Tapi bisa cari investasi misalnya. Kita bisa get to certain milestone,
dimana milestone itu memang bisa menarik orang buat invest di kita.
Saya ambil contoh, misalnya e-commerce. E-commerce itu perlu
investasi yang cukup lama sebelum bisa break even point, atau profitable
company-nya.
Seperti contohnya Amazon. Amazon itu butuh waktu sekitar 9-11 tahun
sebelum mereka profitable. Mereka sempat rugi sekitar 3 Milyar dollar,
sebelum akhirnya mereka bisa break even, dan sekarang bisa untung
company-nya. Tapi mereka selalu rugi selama 9 tahun itu yang mau tidak
mau butuh investment.
Jadi memang e-commerce itu perlu planning. Kita kuat atau tidak
dengan dana kita atau dengan investasi yang ada? Atau ketika kita
mendapat investor lagi, seberapa kuat kita bisa “bernafas” dengan dana
investor sekarang sebelum kita bisa untung? Karena bagaimana pun, itu
penting untuk sebuah company.
Di situlah yang ingin saya tekankan. Itu sangat penting karena ke
depannya kalau saya mau membuat yang baru lagi sekalipun, itu yang akan
saya pikirkan dari pertama. Karena biasanya, investor tertarik pada
banyak hal.
Bukan hanya sekedar company-nya bisa untung saja, tapi bisa scale
juga. Kalau e-commerce misalnya membuat infrastruktur yang bagus untuk
e-commerce ke depannya. Itu juga bisa menjadi sesuatu yang menjual untuk
investor.
Sampai sekarang pun saya masih cukup sibuk. Sehari kerja 12 jam. Tapi hardwork bukan berarti “you don’t have a life” juga
Apakah Ferry tipe orang yang hardwork? Pandangan Ferry tentang “hardwork” seperti apa?

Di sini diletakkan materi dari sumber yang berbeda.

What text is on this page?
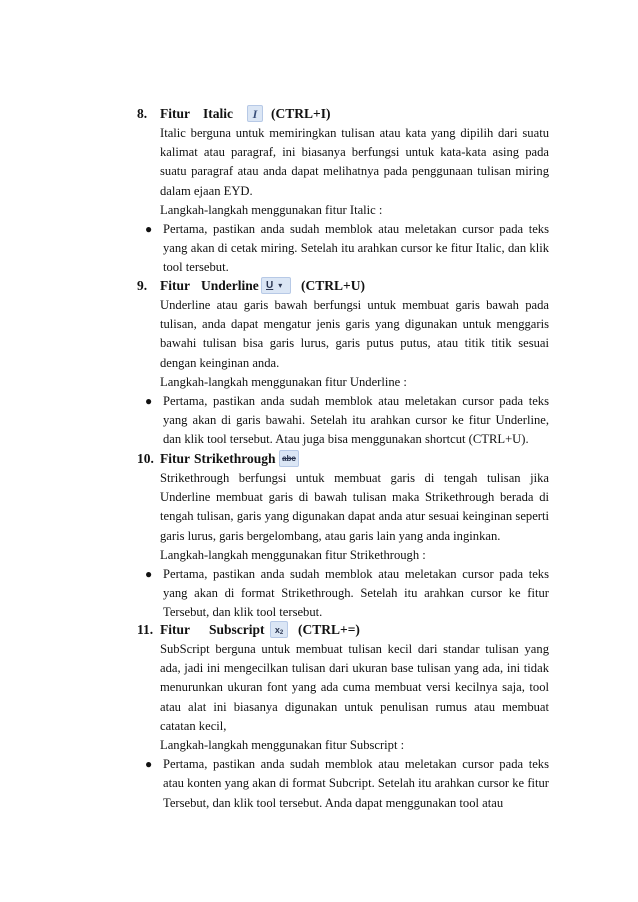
8. Fitur Italic I (CTRL+I)
Italic berguna untuk memiringkan tulisan atau kata yang dipilih dari suatu kalimat atau paragraf, ini biasanya berfungsi untuk kata-kata asing pada suatu paragraf atau anda dapat melihatnya pada penggunaan tulisan miring dalam ejaan EYD.
Langkah-langkah menggunakan fitur Italic :
● Pertama, pastikan anda sudah memblok atau meletakan cursor pada teks yang akan di cetak miring. Setelah itu arahkan cursor ke fitur Italic, dan klik tool tersebut.
9. Fitur Underline U ▾ (CTRL+U)
Underline atau garis bawah berfungsi untuk membuat garis bawah pada tulisan, anda dapat mengatur jenis garis yang digunakan untuk menggaris bawahi tulisan bisa garis lurus, garis putus putus, atau titik titik sesuai dengan keinginan anda.
Langkah-langkah menggunakan fitur Underline :
● Pertama, pastikan anda sudah memblok atau meletakan cursor pada teks yang akan di garis bawahi. Setelah itu arahkan cursor ke fitur Underline, dan klik tool tersebut. Atau juga bisa menggunakan shortcut (CTRL+U).
10. Fitur Strikethrough abc
Strikethrough berfungsi untuk membuat garis di tengah tulisan jika Underline membuat garis di bawah tulisan maka Strikethrough berada di tengah tulisan, garis yang digunakan dapat anda atur sesuai keinginan seperti garis lurus, garis bergelombang, atau garis lain yang anda inginkan.
Langkah-langkah menggunakan fitur Strikethrough :
● Pertama, pastikan anda sudah memblok atau meletakan cursor pada teks yang akan di format Strikethrough. Setelah itu arahkan cursor ke fitur Tersebut, dan klik tool tersebut.
11. Fitur Subscript x 2 (CTRL+=)
SubScript berguna untuk membuat tulisan kecil dari standar tulisan yang ada, jadi ini mengecilkan tulisan dari ukuran base tulisan yang ada, ini tidak menurunkan ukuran font yang ada cuma membuat versi kecilnya saja, tool atau alat ini biasanya digunakan untuk penulisan rumus atau membuat catatan kecil,
Langkah-langkah menggunakan fitur Subscript :
● Pertama, pastikan anda sudah memblok atau meletakan cursor pada teks atau konten yang akan di format Subcript. Setelah itu arahkan cursor ke fitur Tersebut, dan klik tool tersebut. Anda dapat menggunakan tool atau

Kalau hardwork sudah pasti. Kebanyakan orang-orang mengatakan “you
have to work smart”, tapi sebenarnya “you have to work smart and work
hard” juga penting menurut saya. Hardwork sudah tidak usah ditanya ya,
karena sampai sekarang pun saya masih cukup sibuk. Sehari kerja 12 jam.
Kalau sabtu-minggu saya usahakan tidak bekerja, tapi kadang-kadang masih. Karena hardwork bukan berarti “you don’t have a life” juga. Biasanya saya kerja fulltime, sekitar 12-14 jam saat weekdays, tapi weekend tidak.
Kecuali waktu awal-awal membangun startup, itu sampai satu minggu
penuh harus kerja. Setidaknya hari sabtu pasti kerja. Karena keluarga
saya sebenarnya di Bandung, jadi kadang menghabiskan waktu di Bandung
juga. Lebih suka kerja kalau di Bandung.
Jadi sekarang saya kalau bisa sabtu-minggu pulang. Kalau dulu, paling
hari Minggu saja pulangnya, karena Sabtu masih kerja. Seperti itu
kurang lebih selama 6 bulan pertama.
Dulu kita feature deal Groupon Disdus itu, 3 hari 1 deal saat pertama
kali launch. Lalu jalan satu sampai dua bulan, menjadi 2 hari 1 deal.
Ketika EV masuk, baru mulai 1 hari 1 deal. Saat itu masih cukup
struggling.
Ada kasus di mana ketika sudah jam 9 malam, saya masih tidak tahu jam
12 malam nanti mau diganti deal apa. Akhirnya meeting dengan team,
punya deal apa yang bagus. Sampai jam 12 malam masih membuat
editorialnya. Lalu jam 11.59, baru di enter editorial yang terakhir itu.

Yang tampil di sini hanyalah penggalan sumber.